17 DESEMBER 2010, seperti diceritakan oleh Middle East Monitor, adalah hari yang tak terlupakan bagi rakyat Tunisia.
Mohammed Bouazizi, sosok pemuda Tunisia yang dikenal ramah, secara mengejutkan menjadi martir yang mampu menggerakan demonstrasi besar besaran di kota Sidi Bouzid.
Bouazizi merupakan seorang penjual sayur dan buah kaki lima yang kerap menjajakan dagangannya di jalanan kota Sidi Bouzid.
Sehari-hari ia hidup bersama ibu, paman, serta adik-adiknya. Ayahnya telah meninggal saat ia berumur 3 tahun.
Kehidupannya sebagai pedagang kaki lima ia dedikasikan untuk menghidupi keluarganya, utamanya untuk membantu biaya kuliah adiknya. Ia sendiri telah meninggalkan bangku sekolah sejak masa remaja.
Di kalangan kerabat, Bouzizi dikenal sebagai individu yang baik. Meski dirinya berada dalam kondisi sulit, ia kerap menyumbangkan buah dan sayur kepada fakir miskin.
Namun sebaliknya, ia malah kerap menjadi korban kebrutalan dan pelecehan polisi setempat.

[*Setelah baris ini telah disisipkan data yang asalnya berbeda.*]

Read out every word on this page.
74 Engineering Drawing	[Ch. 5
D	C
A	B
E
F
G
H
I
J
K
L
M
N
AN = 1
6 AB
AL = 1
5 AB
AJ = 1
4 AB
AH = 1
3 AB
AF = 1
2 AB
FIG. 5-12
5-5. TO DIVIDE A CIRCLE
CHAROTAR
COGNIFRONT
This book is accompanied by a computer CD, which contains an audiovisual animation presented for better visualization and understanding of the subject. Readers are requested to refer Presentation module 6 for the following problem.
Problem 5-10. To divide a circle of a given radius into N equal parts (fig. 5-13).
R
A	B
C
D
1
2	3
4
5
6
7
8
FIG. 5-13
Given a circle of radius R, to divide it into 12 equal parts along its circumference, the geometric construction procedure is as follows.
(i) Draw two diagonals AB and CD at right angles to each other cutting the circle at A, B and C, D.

Suatu waktu dan ini menjadi peristiwa paling inti dari masa-masa revolusi arab selanjutnya, dirinya ditampar, diludahi, dan disita peralatan timbang dagangnya oleh seorang polisi wanita bernama Faida Hamdy.
Pelecehan ini tidak membuatnya gentar. Ia meminta balik timbangan tersebut dengan mendatangi langsung kantor pemerintah kota.
Permintaannya ditolak. Bahkan gubernur setempat enggan menemuinya.
Situasi ekonomi yang buruk, sistem politik yang korup, serta rezim otoriter memang telah membulatkan tekadnya untuk menjadi simbol perlawanan.
Satu jam setelah Gubernur Kota menolak menemuinya, Bouzizi selanjutnya pergi meninggalkan kantor namun datang kembali lengkap membawa bensin dan korek api.
Ia berdiri tepat di tengah jalanan depan kantor gubernur yang ramai. Sembari menyiram tubuhnya dengan bensin, dirinya berteriak di tengah kerumunan.
“Bagaimana Anda mengharapkan saya mencari nafkah?” seketika itu juga dirinya terbakar.